Mata zaczyna się spłacać, Manchester łapie formę [WIDEO]

2014-04-05 18:55:38; Aktualizacja: 10 lat temu
Mata zaczyna się spłacać, Manchester łapie formę [WIDEO] Fot. Transfery.info
Dawid Michalski
Dawid Michalski Źródło: Transfery.info

W dzisiejszym spotkaniu Premier League pomiędzy Newcastle a Manchesterem United pierwsze skrzypce grał Hiszpan Juan Mata. To dzięki niemu "Czerwone Diabły" wygrały ten mecz w stosunku 0-4.

Manchester United w zimowym oknie transferowym, potrzebując wzmocnienia linii pomocy, zdecydował się wykupić z Chelsea Juana Matę. Moyes wyłożył za Hiszpana prawie 40 milionów funtów. Z tego powodu oczekiwano od 25-latka, że wniesie wiele dobrego w szyki "Czerwonych Diabłów".

Niestety dla kibiców klubu z Old Trafford Mata zawodził. Często był na boisku niewidoczny, bezproduktywny. Winą obarczano nie tylko jego, ale również menedżera Manchesteru United Davida Moyesa, któremu zarzucano, iż nie potrafi w odpowiedni sposób wykorzystać walorów Hiszpana.

W ostatnim jednak czasie, sytuacja zaczyna się poprawiać. 29 marca Manchester wygrał 4-1 z Aston Villą, a Mata strzelił jedną bramkę, a przy kolejnej asystował. W dzisiejszym spotkaniu Hiszpan grał jeszcze lepiej.
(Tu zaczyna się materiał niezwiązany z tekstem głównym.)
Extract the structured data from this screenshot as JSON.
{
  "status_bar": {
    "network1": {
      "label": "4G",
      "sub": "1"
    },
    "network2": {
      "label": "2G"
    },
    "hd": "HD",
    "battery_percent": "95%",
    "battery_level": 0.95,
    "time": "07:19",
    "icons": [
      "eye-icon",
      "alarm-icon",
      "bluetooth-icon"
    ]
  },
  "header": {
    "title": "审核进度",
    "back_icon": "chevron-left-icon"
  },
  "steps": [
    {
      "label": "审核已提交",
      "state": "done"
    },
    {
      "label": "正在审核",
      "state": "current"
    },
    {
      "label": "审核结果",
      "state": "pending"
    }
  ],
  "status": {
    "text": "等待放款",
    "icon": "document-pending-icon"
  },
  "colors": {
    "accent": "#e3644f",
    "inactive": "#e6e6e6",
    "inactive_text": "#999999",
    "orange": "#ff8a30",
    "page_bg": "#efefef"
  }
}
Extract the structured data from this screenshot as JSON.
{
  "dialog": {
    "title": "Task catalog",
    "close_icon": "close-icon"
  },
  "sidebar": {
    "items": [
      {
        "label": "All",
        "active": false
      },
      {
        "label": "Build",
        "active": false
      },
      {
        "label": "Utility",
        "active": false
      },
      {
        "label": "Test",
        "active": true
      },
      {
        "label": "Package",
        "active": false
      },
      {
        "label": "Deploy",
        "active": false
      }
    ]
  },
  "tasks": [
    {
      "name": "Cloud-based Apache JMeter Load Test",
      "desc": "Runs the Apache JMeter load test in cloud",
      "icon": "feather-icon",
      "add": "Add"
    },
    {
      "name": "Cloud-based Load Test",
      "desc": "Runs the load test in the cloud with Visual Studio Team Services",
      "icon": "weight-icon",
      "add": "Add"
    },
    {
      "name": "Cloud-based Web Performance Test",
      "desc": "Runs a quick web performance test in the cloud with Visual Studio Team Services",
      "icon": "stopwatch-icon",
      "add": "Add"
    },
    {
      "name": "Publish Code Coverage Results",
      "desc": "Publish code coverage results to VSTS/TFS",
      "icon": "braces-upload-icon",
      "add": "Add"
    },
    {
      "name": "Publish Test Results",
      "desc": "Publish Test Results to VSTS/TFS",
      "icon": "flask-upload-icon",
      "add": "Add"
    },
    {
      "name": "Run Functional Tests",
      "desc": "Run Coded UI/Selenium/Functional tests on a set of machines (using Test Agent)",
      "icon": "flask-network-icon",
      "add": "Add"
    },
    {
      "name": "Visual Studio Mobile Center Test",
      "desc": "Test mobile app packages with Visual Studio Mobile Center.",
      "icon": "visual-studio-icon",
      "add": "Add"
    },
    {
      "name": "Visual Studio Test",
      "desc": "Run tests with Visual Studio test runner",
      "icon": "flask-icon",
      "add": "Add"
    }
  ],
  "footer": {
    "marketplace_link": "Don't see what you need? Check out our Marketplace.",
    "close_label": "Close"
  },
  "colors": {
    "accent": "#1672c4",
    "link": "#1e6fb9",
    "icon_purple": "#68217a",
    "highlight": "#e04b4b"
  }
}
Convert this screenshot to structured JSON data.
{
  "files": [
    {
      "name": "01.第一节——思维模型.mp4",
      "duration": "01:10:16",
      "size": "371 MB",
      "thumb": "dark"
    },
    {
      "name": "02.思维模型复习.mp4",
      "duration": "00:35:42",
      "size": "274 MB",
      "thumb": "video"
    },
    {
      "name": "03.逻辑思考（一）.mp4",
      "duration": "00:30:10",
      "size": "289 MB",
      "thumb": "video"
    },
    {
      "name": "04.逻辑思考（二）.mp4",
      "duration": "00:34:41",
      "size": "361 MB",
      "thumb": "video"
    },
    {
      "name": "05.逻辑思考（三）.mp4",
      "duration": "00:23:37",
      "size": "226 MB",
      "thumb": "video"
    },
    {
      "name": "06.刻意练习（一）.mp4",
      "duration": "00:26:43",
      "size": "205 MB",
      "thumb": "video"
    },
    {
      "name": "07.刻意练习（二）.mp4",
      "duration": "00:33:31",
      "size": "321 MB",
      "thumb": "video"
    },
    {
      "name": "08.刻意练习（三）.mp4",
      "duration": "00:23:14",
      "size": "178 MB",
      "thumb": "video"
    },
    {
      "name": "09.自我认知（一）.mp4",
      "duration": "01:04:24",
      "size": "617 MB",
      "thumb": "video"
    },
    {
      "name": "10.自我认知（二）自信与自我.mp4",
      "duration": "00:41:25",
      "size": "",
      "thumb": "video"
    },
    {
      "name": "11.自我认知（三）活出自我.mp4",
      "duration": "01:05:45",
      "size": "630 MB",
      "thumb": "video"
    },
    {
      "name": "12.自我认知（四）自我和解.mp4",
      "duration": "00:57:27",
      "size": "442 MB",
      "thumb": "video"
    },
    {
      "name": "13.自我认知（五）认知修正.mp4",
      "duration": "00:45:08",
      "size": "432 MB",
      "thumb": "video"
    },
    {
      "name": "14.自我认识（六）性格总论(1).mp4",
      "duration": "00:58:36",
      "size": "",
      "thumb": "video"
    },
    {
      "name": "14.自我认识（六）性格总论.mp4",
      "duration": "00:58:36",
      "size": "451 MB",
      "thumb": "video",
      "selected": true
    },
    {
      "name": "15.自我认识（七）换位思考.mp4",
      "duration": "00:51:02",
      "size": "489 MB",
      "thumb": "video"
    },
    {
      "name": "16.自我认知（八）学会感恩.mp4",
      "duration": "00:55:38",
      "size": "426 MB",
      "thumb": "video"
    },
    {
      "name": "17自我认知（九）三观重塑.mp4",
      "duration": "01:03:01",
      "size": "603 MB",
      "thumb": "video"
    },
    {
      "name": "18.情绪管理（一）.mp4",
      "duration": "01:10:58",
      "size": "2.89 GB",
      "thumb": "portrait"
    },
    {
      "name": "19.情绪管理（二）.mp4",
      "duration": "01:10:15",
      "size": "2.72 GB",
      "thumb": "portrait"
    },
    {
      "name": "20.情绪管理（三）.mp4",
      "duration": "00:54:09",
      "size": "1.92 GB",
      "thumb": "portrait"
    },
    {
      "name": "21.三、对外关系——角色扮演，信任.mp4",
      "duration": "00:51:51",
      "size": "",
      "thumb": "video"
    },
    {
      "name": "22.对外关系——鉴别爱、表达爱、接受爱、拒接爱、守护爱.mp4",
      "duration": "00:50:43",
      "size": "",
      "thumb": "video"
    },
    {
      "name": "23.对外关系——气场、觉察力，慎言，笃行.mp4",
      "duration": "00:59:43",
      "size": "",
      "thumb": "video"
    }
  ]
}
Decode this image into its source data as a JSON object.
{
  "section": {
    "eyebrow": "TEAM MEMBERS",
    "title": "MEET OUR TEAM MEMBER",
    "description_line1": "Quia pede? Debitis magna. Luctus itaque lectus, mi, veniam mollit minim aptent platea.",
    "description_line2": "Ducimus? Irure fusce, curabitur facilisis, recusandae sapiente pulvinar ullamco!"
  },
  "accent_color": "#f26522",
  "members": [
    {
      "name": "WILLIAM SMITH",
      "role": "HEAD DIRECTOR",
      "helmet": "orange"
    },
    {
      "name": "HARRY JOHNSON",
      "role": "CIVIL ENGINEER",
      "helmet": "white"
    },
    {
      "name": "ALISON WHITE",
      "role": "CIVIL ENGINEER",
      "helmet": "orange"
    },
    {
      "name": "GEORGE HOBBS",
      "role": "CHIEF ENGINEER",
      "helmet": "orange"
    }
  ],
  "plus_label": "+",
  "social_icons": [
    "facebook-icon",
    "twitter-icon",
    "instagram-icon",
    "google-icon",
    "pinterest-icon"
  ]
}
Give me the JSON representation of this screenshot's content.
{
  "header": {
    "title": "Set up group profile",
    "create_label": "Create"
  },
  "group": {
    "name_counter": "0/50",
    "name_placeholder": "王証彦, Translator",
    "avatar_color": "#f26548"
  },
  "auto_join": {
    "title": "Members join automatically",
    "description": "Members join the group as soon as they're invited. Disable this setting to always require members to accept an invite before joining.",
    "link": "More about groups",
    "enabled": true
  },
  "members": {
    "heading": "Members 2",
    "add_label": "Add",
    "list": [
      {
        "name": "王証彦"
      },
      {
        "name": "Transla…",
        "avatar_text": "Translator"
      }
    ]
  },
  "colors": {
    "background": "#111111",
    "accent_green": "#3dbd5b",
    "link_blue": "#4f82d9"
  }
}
Zaczął od wspaniałego uderzenia z rzutu wolnego, dzięki któremu "Czerwone Diabły" objęły prowadzenie w 39. minucie spotkania.

 

Do końca pierwszej połowy wynik nie uległ zmianie, jednak w drugiej części gry Manchester  zdecydowanie pokazał, że jest lepszą ekipą od "Srok". Już w 50. minucie na 0-2 strzelił nie kto inny, jak Juan Mata.

 

W dalszej części spotkania okazję miały obie drużyny, mimo to gole padały tylko dla Manchesteru. Na 0-3 podwyższył w 64. minucie Javier Hernández, a wynik meczu ustalił w doliczonym czasie gry Adnan Januzaj, który strzelił bramkę po wspaniałym podaniu Juana Maty.

 

Hiszpan w ten sposób zaliczył wyśmienite zawody i poprowadził Manchester do zwycięstwa, które może w odpowiedni sposób nastroić piłkarzy "Czerwonych Diabłów" przed najważniejszym starciem w tym sezonie - rewanżowym spotkaniem ćwierćfinału Ligi Mistrzów z Bayernem Monachium, do którego dojdzie w najbliższą środę.

Statystyki Maty z tego spotkania:

 

Warto odnotować, że Hiszpan strzelił dopiero trzecią bramkę z rzutu wolnego od momentu, kiedy trafił do Premier League (sierpień 2011 roku).